Ce document de 139 pages, consacré à l’entretien des nationales et départementales, dresse un état des lieux alarmant. Le réseau français, qui compte près de 1,1 million de kilomètres, ressemble à un millefeuille. Après les décentralisations, les départements prennent déjà en charge près de 380 000 km, et les communes plus de 700 000. Un casse-tête pour savoir à qui s’adresser en cas de pépin ! D’autant que certains n’ont pas attendu. «Depuis le 1eravril, l’Essonne a repris 10km de la N6, se réjouit François Durovray, le président du conseil départemental. Ça faisait des années que l’État ne l’entretenait plus : la chaussée est parsemée de nids-de-poule. »
Les collectivités ont six mois pour se prononcer sur d’éventuels transferts. Des Régions comme l’Occitanie, l’Auvergne-Rhône-Alpes ou l’Île-de-France pourraient être intéressées. Des départements comme la Mayenne, l’Aube ou les Deux-Sèvres également. D’autres ne pourront pas. « On aurait bien aimé récupérer les 130 kilomètres de la RN122. Pour en faire une nationale digne de ce nom, sans goulets d’étranglement ni portions limitées à 50 km/h, il faudrait investir 300 millions d’euros. On n’en a pas les moyens ! », explique Bruno Faure, président LR du Cantal. Comme l’État ne fera pas les travaux, c’est une logique d’abandon du territoire. »

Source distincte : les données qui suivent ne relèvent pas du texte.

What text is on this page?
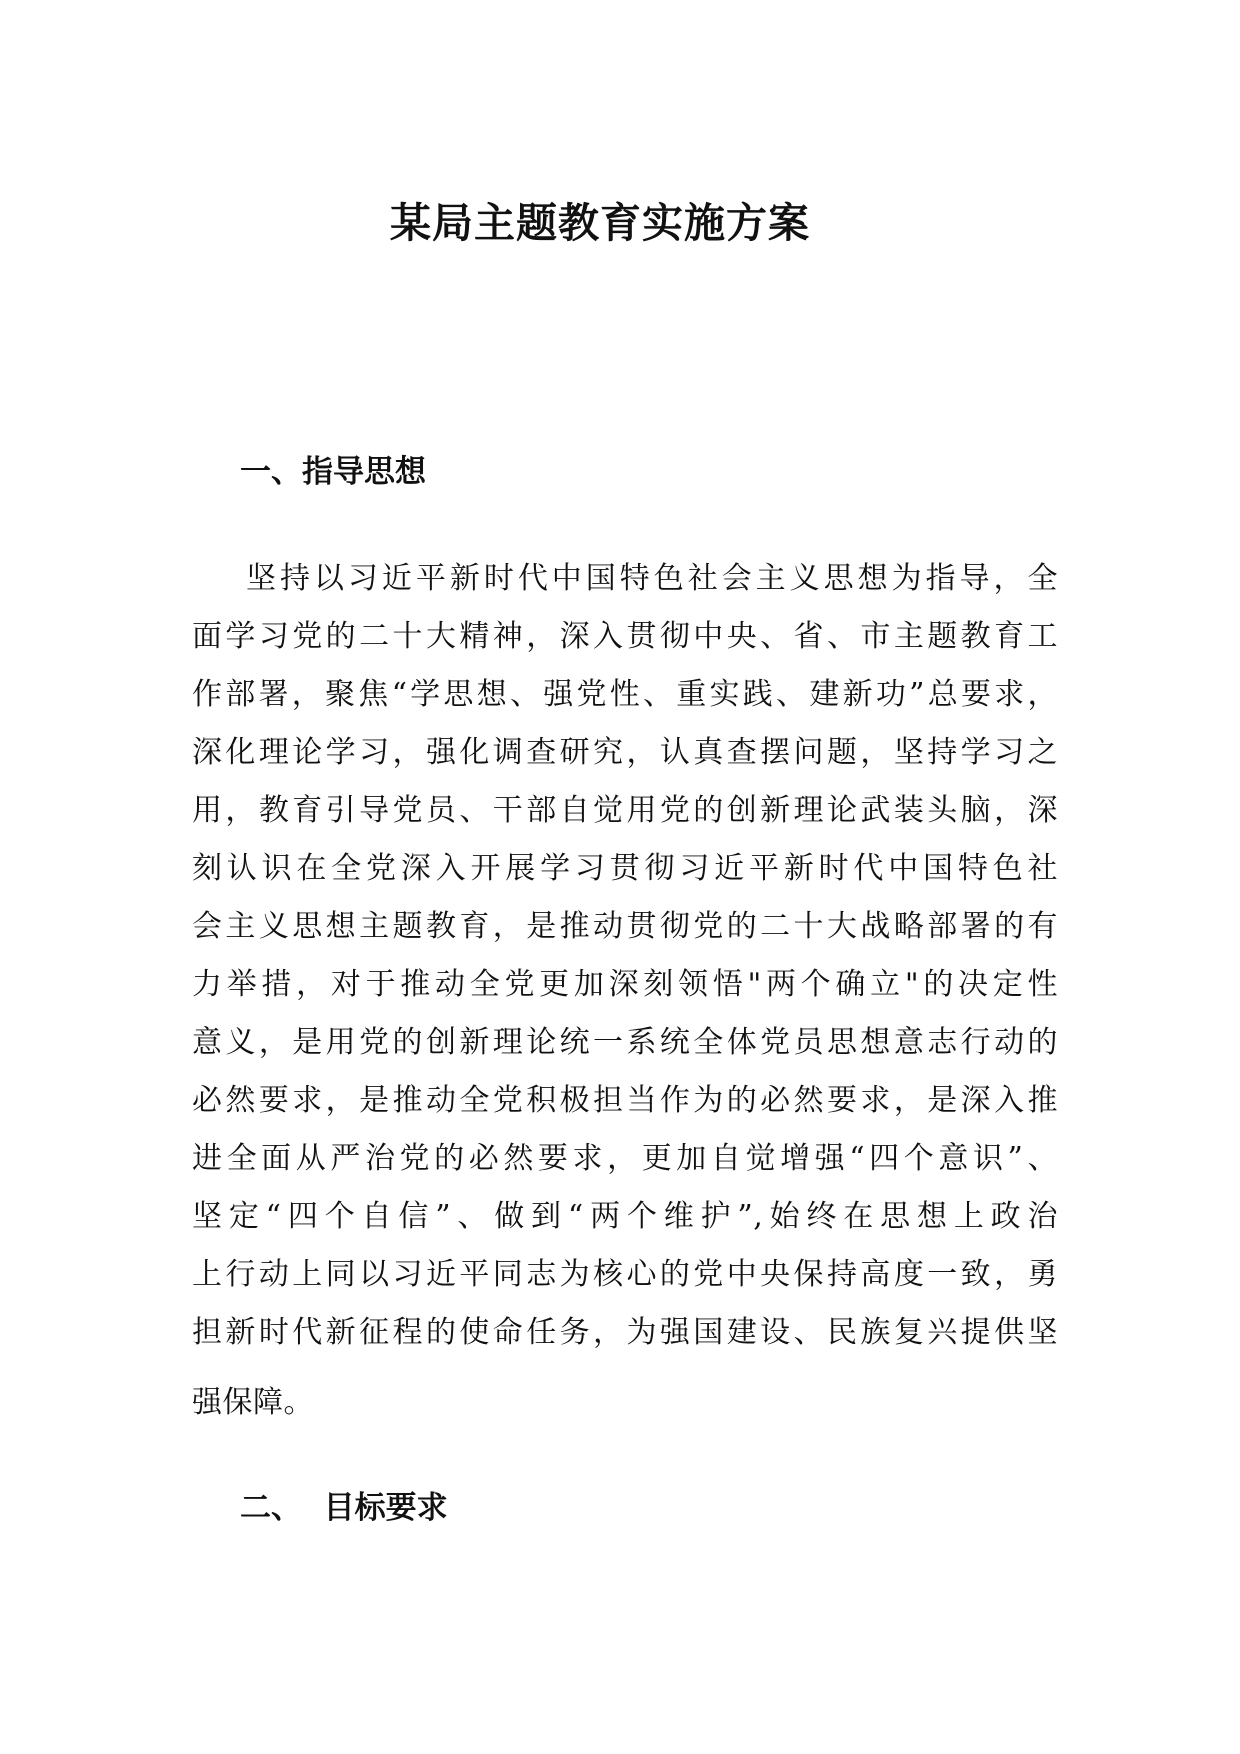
某局主题教育实施方案
一、指导思想
坚持以习近平新时代中国特色社会主义思想为指导，全
面学习党的二十大精神，深入贯彻中央、省、市主题教育工
作部署，聚焦“学思想、强党性、重实践、建新功”总要求，
深化理论学习，强化调查研究，认真查摆问题，坚持学习之
用，教育引导党员、干部自觉用党的创新理论武装头脑，深
刻认识在全党深入开展学习贯彻习近平新时代中国特色社
会主义思想主题教育，是推动贯彻党的二十大战略部署的有
力举措，对于推动全党更加深刻领悟"两个确立"的决定性
意义，是用党的创新理论统一系统全体党员思想意志行动的
必然要求，是推动全党积极担当作为的必然要求，是深入推
进全面从严治党的必然要求，更加自觉增强“四个意识”、
坚定“四个自信”、做到“两个维护”,始终在思想上政治
上行动上同以习近平同志为核心的党中央保持高度一致，勇
担新时代新征程的使命任务，为强国建设、民族复兴提供坚
强保障。
二、  目标要求
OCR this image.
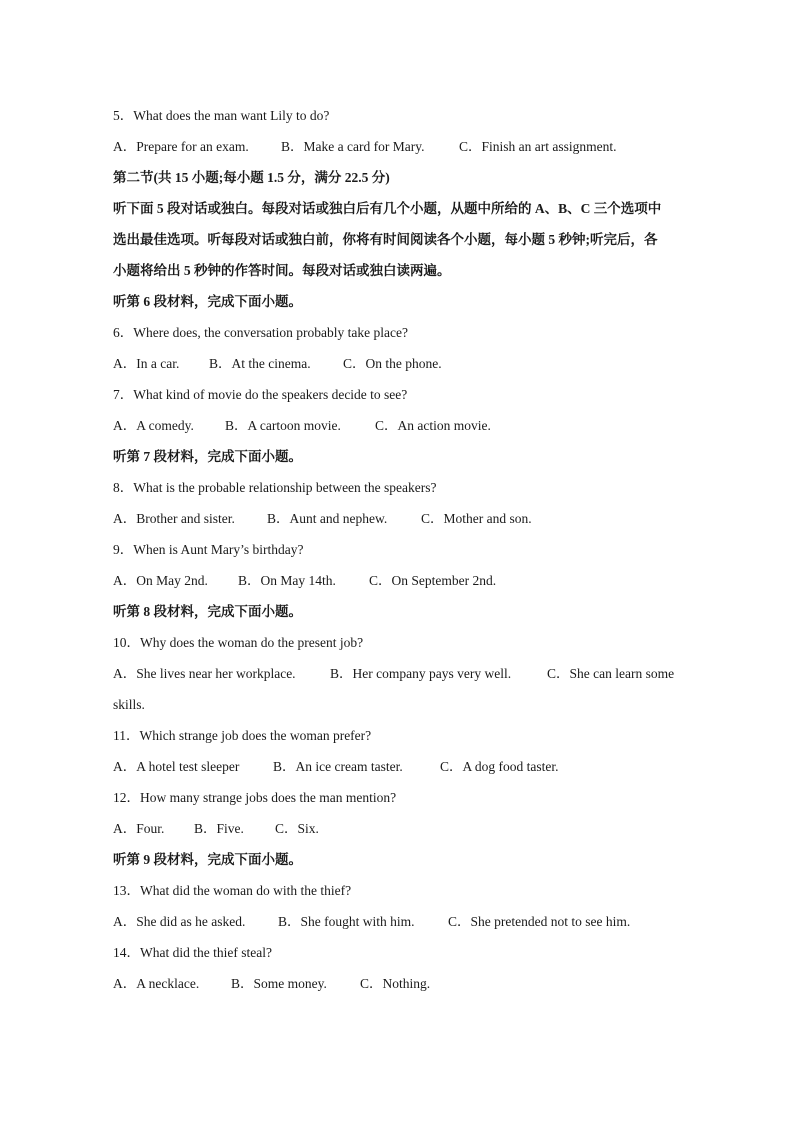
5．What does the man want Lily to do?
A．Prepare for an exam. B．Make a card for Mary.	C．Finish an art assignment.
第二节(共 15 小题;每小题 1.5 分，满分 22.5 分)
听下面 5 段对话或独白。每段对话或独白后有几个小题，从题中所给的 A、B、C 三个选项中
选出最佳选项。听每段对话或独白前，你将有时间阅读各个小题，每小题 5 秒钟;听完后，各
小题将给出 5 秒钟的作答时间。每段对话或独白读两遍。
听第 6 段材料，完成下面小题。
6．Where does, the conversation probably take place?
A．In a car. B．At the cinema. C．On the phone.
7．What kind of movie do the speakers decide to see?
A．A comedy. B．A cartoon movie.	C．An action movie.
听第 7 段材料，完成下面小题。
8．What is the probable relationship between the speakers?
A．Brother and sister. B．Aunt and nephew.	C．Mother and son.
9．When is Aunt Mary’s birthday?
A．On May 2nd. B．On May 14th. C．On September 2nd.
听第 8 段材料，完成下面小题。
10．Why does the woman do the present job?
A．She lives near her workplace.	B．Her company pays very well.	C．She can learn some
skills.
11．Which strange job does the woman prefer?
A．A hotel test sleeper B．An ice cream taster.	C．A dog food taster.
12．How many strange jobs does the man mention?
A．Four. B．Five. C．Six.
听第 9 段材料，完成下面小题。
13．What did the woman do with the thief?
A．She did as he asked. B．She fought with him. C．She pretended not to see him.
14．What did the thief steal?
A．A necklace. B．Some money. C．Nothing.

53 % de la chaussée nécessiterait des travaux
La Cour des comptes relève justement « l’absence d’une véritable politique routière nationale ». Les agents techniques de l’État sont deux fois moins nombreux qu’il y a une vingtaine d’années. Et le réseau se dégrade : en dix ans, la France a chuté de la première à la 17e place dans le classement des infrastructures routières du Forum économique mondial. Et le rapport livre ce chiffre choc : la proportion des surfaces de chaussée nécessitant des travaux serait passée, s’agissant du réseau national, de 43 % à 53 %.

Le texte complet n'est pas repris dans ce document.